Восьмой кабан разрывал бугор с кладом, а семеро не давали нам пройти, чтобы мы не помешали их старшему. Такое я сказала родителям.
– Если бы яма с картошкой… – Отец едва меня слушал. У него осталось две спички. – Что кабану металл?
– А генерал? – Я заплакала.
Тогда отец набрал соломы, связал пук и поджег.
С факелом над головой побежал по тропе. Мы видели, как он с клоком огня в руках добежал до ближнего кабана. Постоял там и медленно вернулся к нам. Кабаны оказались тюками сена.
После я рассмотрела. Полукруглый тюк, высотой с меня, стянут железной проволокой. Только тут мы увидели, что поле голое. Новая модель комбайна выстреливала такие тючки.
Отец шел последним, посмеивался над собой, оправдывался:
– У нас на Урале стог сена так и называется – кабан!

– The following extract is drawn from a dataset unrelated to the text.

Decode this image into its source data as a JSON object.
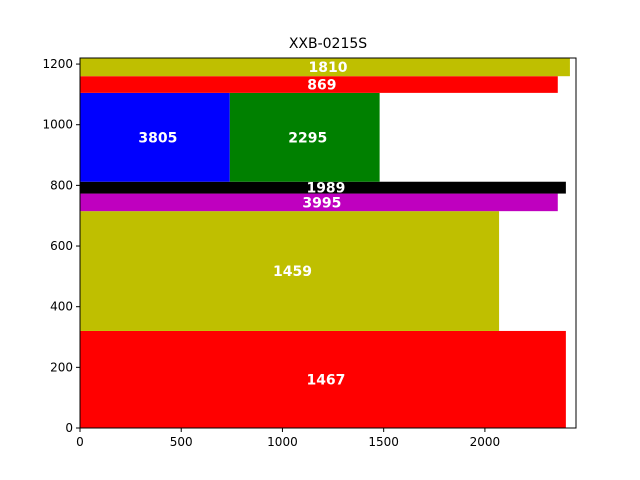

Это еще что!.. Плыли по Рыбинке на яхте, – ночью было, да шторм еще, – приняли полузатопленную церковь с ее порталом за плавучий док. Пускали красные ракеты – сигналы о помощи.
РАССЛЕДОВАНИЕ
Пошла относить банку к нашей молочнице Евдокии Степанне, одной на всю деревню державшей корову, тощей хитрой бабе с большими золотыми шарами в ушах и в старых полинялых кальсонах под ситцевой юбкой. В глаза Евдокии льстили, приглашали пошутить или позлословить – за глаза считали ее деньги, по деревенским понятиям немалые, судили за прижимистость и злопамятность.
И были на то основания. Скосишь у себя перед домом траву – знай, посчитает бабка Дуня за личную обиду: «Моя корова здесь паслась» – и не даст молока. И вот соберутся обиженные на лавке и начнут ее ругать. Дескать, молоко она водой разбавляет. Может, и вовсе у нее половина мела: сливок-то давно не видать. Решили, что украденное у своих покупателей молоко возит в Москву ее сын на казенном грузовике. Партийных шишек, мол, каких-то поит. Евдокия Степанна, скорее всего, агент, за верхушку она, против народа.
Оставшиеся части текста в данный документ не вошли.